Timof Comics, Przemyslaw "Trust" Truściński, Piotr Mańkowski
Prezenty 2020 cz. 2 - "Andzia", Przemyslaw "Trust" Truściński, bp Piotr Mańkowski
Przemek “Trust” Truściński ilustrujący wiersze zmarłego w 1933 roku biskupa? Czego się spodziewać? Obrazoburstwa? Groteski? A może biskup też człowiek i wcale nie o świętych sprawach pisał? “Andzia” to dzieło niezwykłe, łączące zadziwiające wizje Trusta i brutalną opowieść o Andzi, żeńskim odpowiedniku Stasia Straszydła.
Pamiętacie “Złotą Różdżkę”? Kilka lat temu ilustratorka Justyna Sokołowska i grupa świetnych tłumaczy i tłumaczek przygotowała nową wersję klasycznej opowieści Heinricha Hoffmanna, w której makabryczne losy i kary przygotowane dla głównego bohatera miały odstraszyć dzieci od robienia rzeczy niemądrych, ale też dostarczyć rozrywki.
“Struwwelpeter” od początku XX wieku odnosi w Polsce sporo sukcesów, a zwłaszcza w przedwojennej Polsce był bohaterem doskonale znanym dzieciom i dorosłym. Z pewnością spotkał się z nim biskup kamieniecki, Piotr Mańkowski, który w czasie wolnym od rozmyślań narodowoteologicznych pisał wierszyki inspirowane dziełem Hoffmana, polskim tłumaczeniem Nowakowskiego, a także rymotwórstwem Stanisława Jachowicza.

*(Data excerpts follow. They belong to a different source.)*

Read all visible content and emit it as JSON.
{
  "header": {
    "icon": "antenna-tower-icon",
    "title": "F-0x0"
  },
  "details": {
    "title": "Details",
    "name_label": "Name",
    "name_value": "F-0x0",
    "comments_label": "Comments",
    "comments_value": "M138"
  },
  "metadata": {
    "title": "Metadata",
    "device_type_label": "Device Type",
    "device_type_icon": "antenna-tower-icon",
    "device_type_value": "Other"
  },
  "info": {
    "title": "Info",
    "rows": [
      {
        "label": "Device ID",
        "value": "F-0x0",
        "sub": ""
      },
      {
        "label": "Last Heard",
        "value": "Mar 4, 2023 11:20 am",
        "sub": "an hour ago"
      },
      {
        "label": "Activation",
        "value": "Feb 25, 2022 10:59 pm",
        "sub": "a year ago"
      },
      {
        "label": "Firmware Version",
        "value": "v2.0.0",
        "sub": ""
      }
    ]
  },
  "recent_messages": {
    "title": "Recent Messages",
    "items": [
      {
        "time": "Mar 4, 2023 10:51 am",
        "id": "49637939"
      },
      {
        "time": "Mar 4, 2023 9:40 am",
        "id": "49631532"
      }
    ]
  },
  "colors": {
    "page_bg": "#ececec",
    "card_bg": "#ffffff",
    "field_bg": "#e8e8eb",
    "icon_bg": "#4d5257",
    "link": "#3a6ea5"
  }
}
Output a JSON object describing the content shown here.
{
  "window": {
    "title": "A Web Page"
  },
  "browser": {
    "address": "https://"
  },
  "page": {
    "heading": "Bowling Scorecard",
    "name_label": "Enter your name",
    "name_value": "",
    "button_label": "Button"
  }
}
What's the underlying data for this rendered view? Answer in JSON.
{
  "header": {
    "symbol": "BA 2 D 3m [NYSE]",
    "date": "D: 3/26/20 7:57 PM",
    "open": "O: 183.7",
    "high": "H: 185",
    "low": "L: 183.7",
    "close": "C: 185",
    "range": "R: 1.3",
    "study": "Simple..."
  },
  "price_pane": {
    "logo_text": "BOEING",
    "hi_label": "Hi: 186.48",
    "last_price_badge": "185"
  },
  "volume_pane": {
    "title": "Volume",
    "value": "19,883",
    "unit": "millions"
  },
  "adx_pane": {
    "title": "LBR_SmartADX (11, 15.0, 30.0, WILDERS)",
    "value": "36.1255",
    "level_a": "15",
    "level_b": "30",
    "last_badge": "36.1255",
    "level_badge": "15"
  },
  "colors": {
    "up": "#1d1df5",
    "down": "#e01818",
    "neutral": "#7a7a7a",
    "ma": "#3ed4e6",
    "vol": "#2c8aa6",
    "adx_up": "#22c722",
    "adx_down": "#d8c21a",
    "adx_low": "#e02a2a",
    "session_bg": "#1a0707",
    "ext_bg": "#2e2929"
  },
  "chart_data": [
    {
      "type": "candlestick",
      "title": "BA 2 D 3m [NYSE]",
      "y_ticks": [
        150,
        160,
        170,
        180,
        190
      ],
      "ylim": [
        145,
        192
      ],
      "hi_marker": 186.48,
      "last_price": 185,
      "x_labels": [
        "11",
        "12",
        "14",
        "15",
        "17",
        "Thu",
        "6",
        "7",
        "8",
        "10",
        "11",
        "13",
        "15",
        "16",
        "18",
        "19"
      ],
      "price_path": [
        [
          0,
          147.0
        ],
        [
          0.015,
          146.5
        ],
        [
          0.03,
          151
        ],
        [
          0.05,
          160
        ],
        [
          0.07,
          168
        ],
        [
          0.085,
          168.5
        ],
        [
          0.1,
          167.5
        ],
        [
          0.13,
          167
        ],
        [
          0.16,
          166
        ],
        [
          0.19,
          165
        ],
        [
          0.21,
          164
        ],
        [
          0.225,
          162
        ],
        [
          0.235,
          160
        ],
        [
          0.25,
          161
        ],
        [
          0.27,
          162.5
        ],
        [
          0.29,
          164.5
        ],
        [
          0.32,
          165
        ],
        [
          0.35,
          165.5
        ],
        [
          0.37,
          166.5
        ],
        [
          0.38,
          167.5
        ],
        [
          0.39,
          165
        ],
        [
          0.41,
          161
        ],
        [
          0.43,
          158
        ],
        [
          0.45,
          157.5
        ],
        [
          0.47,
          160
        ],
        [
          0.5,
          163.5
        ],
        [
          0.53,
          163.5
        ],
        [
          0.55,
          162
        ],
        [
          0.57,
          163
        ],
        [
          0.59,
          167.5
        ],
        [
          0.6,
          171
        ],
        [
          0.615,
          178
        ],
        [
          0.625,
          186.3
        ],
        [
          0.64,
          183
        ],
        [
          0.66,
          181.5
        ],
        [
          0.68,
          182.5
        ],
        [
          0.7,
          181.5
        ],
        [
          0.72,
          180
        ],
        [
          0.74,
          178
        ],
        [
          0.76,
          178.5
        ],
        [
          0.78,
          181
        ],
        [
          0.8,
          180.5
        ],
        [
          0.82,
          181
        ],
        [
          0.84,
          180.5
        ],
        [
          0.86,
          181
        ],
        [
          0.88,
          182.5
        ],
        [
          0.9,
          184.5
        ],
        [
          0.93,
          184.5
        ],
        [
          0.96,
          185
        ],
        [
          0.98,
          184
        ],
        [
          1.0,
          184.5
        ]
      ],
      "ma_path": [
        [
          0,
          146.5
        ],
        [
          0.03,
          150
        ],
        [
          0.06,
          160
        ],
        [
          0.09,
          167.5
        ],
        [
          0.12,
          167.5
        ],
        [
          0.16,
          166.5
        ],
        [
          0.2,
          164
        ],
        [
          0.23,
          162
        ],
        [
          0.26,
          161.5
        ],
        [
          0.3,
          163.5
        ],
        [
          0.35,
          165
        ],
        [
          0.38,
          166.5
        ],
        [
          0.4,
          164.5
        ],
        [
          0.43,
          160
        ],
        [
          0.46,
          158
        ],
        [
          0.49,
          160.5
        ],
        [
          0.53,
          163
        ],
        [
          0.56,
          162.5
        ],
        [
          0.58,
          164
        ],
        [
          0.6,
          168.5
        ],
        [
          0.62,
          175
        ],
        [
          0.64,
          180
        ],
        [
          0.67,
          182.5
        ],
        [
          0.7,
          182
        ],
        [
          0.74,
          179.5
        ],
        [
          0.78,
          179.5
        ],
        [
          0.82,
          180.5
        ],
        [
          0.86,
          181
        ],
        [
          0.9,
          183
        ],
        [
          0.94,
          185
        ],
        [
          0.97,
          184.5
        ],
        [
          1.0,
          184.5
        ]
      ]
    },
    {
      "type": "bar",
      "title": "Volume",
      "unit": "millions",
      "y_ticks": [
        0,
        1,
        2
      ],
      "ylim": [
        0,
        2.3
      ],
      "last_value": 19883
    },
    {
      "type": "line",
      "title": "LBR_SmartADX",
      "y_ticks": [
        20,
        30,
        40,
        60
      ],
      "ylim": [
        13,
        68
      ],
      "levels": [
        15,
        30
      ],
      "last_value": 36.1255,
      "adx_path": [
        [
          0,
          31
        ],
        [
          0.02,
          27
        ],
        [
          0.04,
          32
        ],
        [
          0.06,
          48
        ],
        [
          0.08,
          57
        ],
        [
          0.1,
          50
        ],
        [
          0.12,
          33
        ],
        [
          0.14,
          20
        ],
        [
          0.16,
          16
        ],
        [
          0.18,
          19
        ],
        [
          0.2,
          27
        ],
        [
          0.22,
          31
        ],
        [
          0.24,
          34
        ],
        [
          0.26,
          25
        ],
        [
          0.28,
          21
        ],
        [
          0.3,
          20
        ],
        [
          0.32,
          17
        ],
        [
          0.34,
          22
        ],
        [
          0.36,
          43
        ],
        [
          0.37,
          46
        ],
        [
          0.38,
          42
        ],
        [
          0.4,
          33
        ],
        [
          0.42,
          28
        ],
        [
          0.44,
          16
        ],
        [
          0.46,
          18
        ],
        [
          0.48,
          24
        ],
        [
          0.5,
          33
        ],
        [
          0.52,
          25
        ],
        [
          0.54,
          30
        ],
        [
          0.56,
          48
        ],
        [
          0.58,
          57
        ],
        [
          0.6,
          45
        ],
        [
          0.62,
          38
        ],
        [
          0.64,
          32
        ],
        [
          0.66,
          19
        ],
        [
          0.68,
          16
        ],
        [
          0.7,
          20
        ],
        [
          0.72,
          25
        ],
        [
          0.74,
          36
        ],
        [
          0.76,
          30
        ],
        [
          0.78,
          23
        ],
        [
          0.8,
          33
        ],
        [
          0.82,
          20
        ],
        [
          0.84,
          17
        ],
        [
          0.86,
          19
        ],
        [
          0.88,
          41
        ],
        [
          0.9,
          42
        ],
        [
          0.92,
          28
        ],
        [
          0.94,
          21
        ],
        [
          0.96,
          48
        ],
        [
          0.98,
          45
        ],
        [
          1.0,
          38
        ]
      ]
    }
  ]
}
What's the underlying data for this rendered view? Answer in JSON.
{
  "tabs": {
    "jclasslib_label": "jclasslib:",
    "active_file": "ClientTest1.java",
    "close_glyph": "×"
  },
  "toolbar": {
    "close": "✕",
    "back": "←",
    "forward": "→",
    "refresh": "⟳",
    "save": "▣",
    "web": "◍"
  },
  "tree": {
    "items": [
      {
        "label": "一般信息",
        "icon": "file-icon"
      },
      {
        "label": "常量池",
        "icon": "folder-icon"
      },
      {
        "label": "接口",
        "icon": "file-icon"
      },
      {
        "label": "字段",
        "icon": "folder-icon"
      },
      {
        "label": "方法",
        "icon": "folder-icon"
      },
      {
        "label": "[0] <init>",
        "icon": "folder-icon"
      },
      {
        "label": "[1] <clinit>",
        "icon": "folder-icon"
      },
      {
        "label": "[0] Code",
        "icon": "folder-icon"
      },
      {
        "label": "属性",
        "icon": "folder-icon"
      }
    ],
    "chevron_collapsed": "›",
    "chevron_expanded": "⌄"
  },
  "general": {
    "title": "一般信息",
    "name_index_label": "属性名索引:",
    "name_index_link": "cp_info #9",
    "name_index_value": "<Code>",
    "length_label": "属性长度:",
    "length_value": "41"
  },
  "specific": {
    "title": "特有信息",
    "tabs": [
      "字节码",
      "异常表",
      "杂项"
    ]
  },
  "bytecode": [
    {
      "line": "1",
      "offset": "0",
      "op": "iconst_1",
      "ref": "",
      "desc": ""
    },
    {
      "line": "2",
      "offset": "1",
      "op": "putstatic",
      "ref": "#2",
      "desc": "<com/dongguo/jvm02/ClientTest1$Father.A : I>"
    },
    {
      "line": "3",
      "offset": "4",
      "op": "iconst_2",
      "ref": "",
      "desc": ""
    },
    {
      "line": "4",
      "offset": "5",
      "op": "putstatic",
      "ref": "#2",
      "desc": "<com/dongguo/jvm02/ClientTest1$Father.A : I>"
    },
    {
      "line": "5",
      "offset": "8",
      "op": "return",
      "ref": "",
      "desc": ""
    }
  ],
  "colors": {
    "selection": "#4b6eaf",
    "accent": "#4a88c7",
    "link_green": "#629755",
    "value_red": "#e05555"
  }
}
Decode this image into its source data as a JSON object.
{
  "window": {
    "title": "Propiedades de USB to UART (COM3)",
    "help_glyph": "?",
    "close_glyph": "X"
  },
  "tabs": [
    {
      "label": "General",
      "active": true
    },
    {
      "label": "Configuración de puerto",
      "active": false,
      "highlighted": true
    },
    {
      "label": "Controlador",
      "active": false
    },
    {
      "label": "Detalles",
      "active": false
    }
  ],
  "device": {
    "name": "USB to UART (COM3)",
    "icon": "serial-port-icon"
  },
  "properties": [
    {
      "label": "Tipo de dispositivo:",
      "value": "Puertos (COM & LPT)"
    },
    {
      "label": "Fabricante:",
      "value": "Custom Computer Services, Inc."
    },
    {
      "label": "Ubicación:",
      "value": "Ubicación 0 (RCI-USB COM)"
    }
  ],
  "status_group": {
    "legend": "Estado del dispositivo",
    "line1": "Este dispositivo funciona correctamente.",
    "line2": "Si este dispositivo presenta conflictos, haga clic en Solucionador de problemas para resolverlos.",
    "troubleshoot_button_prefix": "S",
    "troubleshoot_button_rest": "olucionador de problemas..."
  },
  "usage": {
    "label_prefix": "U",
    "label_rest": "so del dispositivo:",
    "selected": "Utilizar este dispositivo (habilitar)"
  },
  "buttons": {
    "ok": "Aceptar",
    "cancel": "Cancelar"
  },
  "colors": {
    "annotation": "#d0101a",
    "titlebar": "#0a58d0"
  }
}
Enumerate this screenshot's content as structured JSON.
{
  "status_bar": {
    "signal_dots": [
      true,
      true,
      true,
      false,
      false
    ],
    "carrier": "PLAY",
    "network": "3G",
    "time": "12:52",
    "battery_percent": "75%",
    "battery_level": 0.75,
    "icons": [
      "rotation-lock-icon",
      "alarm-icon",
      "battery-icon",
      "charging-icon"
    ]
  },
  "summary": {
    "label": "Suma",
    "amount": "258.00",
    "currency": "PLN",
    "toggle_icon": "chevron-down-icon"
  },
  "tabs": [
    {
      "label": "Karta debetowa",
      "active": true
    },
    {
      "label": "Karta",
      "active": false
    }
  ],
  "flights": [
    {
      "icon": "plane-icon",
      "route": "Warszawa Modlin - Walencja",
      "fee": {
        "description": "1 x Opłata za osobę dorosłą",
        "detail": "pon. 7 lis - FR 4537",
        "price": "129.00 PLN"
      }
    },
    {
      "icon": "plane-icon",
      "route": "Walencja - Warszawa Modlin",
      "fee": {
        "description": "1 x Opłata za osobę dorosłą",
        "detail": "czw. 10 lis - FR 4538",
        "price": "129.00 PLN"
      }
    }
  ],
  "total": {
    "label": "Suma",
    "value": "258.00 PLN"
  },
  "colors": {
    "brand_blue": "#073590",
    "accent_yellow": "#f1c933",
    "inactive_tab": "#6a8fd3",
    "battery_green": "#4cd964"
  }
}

Nie zawsze udane (biskup czasem wypada z rytmu i traci szyk na rzecz rymu) wiersze opowiadają losy Andzi, której ciągle przydarzają się rzeczy straszne jak utrata głowy czy podrapanie przez kota, a do tego jeszcze straszniejsze kary. Wszystko jednak przeważnie kończy się dobrze - Andzię zszyje lekarz (i przy okazji wyprodukuje jej siostrę-bliźniaczkę), a przeproszona ciotka na pociechę da jej dwie łyżki miodu, a kot cztery przyniesie cztery myszki. Mańkowski w puentach sugeruje rodzicom, że nie można dzieci za bardzo karać, a cała groteskowo-makabryczna opowieść jest oczywiście żartem, choć patrząc na niego z perspektywy współczesnej aż chce się z nim polemizować.
Trust wybrał w swoich ilustracjach inną drogę - obdarzył Andzię hardością i uczynił z niej bohaterkę, która niczego się nie lęka, kary znosi dzielnie, a na końcu i tak triumfuje. To na swój sposób feministyczna opowieść, w świecie zaludnionym przez automobile, lwy, goryle i setki innych fantastycznych postaci czy artefaktów, Andzia nie jest ani przez chwilę ofiarą. Zarówno Mańkowski jak i Trust krytykują tanie moralizatorstwo, jeden w ironicznych wierszach, drugi łącząc komiksową estetykę przesady, zachwiania perspektywy i kolażu ze szczegółową i precyzyjną kreską. Fascynuje Trusta, ale tez biskupa Mańkowskiego nowoczesność - pojawiające się technologie, wyprawy do dalekich krajów, piramidy, “egzotyka” na wyciagnięcie ręki. Świat międzywojnia był pełen gigantycznych różnic w dostępie do świata - jedni przez dwadzieścia lat nie opuścili swojej wioski, inni podbijali glob. Pęd, masa, maszyna - to wszystko znajduje swoje odzwierciedlenie u Trusta.
Co tu dużo wam opisywać - na każdy nowy album czy komiks Trusta czekam właściwie całe moje dorosłe życie. Bo Trust zawsze zapowiada, że coś robi, ale kiedy to skończy? Nigdy nie wiadomo. O “Andzi” myślał ponad dziesięć lat, a efekt jest oszałamiający graficznie, fantastycznie skomponowany i pięknie wydany. Kosztuje stówę, co chyba nie jest aż takie wymagające jak na tego rodzaju album. Zachwycająca, niezwykła książka.